C’est alors que saint Jean Chrysostôme écrivit son Apologie de la Vie Monastique, ce chef-d’œuvre d’éloquence et de logique, où il justifie et loue si magnifiquement la vie des Solitaires.

Vers le ixe siècle, un saint prêtre, du nom de Grimlaïc, composa la Règle des Solitaires, qui se trouve insérée dans le Code des Règles de saint Benoît d’Aniane. Au chapitre soixante-troisième de cette règle, nous lisons les lignes suivantes, qui prouvent qu’alors aussi il y avait des détracteurs de la vie solitaire :

« Non solitarii multum contristari debent, si fortè ab aliquibus pravis hominibus sine culpa detrahantur ; quia in consolatione nostra, sua Dominus opprobria adducere dignatus est, dicens : Si patrem familias Beelzebub vocaverunt, quanto magis domesticos ejus. Et iterum : Si de mundo fuissetis, mundus quod suum erat, diligeret : sed quia de mundo non estis, propterea odit vos mundus. Hinc Apostolus ait : Nolite mirari si odit vos mundus. Sunt autem plurimi, qui vitam solitariam fortasse amplius quam debent, laudant ; et ne eis de laude elatio subripiat, permittit omnipotens Deus malos in obtrectatione et objurgatione prorumpere ; ut si qua culpa ab ore laudantium in corde solitariorum nascitur, per obtrectationem malorum ad pænitentiam revocentur. »

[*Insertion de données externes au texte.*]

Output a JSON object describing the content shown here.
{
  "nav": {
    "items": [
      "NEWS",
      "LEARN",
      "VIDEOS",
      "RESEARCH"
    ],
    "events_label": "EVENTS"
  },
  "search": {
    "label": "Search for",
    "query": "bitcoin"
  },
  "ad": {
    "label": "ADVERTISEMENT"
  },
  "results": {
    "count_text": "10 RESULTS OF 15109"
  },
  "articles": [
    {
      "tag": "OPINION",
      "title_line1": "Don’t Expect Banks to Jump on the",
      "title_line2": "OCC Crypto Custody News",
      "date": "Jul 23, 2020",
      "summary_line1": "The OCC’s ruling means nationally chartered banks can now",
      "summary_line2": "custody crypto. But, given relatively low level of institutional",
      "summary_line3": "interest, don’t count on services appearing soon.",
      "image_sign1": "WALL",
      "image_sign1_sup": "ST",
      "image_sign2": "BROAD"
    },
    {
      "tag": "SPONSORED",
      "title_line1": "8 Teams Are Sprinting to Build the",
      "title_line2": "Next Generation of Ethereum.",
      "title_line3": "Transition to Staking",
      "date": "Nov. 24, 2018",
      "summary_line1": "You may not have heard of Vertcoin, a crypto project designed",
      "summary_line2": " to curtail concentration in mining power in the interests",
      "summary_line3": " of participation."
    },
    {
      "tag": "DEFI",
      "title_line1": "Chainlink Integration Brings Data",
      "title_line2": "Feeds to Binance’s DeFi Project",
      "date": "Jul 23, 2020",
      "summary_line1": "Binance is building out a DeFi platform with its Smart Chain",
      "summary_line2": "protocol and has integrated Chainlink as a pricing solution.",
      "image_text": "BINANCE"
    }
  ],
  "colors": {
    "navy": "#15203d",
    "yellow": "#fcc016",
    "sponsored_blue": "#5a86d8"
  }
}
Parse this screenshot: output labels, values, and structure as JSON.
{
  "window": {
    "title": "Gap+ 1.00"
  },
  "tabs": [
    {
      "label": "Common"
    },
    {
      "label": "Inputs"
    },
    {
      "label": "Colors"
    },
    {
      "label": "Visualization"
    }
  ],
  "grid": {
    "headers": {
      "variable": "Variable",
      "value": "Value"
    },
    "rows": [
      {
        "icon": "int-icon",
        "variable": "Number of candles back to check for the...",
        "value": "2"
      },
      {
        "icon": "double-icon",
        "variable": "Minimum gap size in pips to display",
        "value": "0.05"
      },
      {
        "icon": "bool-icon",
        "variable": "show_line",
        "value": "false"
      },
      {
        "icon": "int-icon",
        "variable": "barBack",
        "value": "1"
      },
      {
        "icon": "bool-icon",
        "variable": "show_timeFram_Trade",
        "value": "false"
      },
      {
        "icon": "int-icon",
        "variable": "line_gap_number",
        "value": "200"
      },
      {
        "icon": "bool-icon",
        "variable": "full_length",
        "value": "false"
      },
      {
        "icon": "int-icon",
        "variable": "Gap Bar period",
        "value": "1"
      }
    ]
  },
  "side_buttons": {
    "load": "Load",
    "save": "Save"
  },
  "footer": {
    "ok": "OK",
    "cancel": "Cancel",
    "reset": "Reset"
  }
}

« Les solitaires ne doivent pas s’attrister beaucoup s’il arrive que quelques méchants médisent d’eux sans qu’ils soient coupables, parce que notre Seigneur a daigné nous proposer pour notre consolation les injures qu’il a lui-même reçues : S’ils ont osé nommer Béelzébub le père même de famille, combien doivent-ils être plus hardis à traiter les domestiques de la même sorte. — Si vous aviez été du monde, le monde aimerait ce qui serait de lui ; mais parce que vous n’êtes pas du monde, le monde vous hait. C’est pourquoi l’Apôtre nous dit : Ne vous étonnez pas si le monde vous hait. Il y a beaucoup de personnes qui louent la vie solitaire plus qu’elles ne doivent : de sorte qu’afin que la louange ne leur soit pas une occasion de s’élever et de se laisser surprendre par la vanité, Dieu permet que les méchants s’emportent à les blâmer et à les traiter d’une manière injurieuse, afin que si les louanges et les applaudissements des uns les font tomber dans quelque faute, les médisances et les mauvais traitements des autres leur donnent le moyen de les expier. »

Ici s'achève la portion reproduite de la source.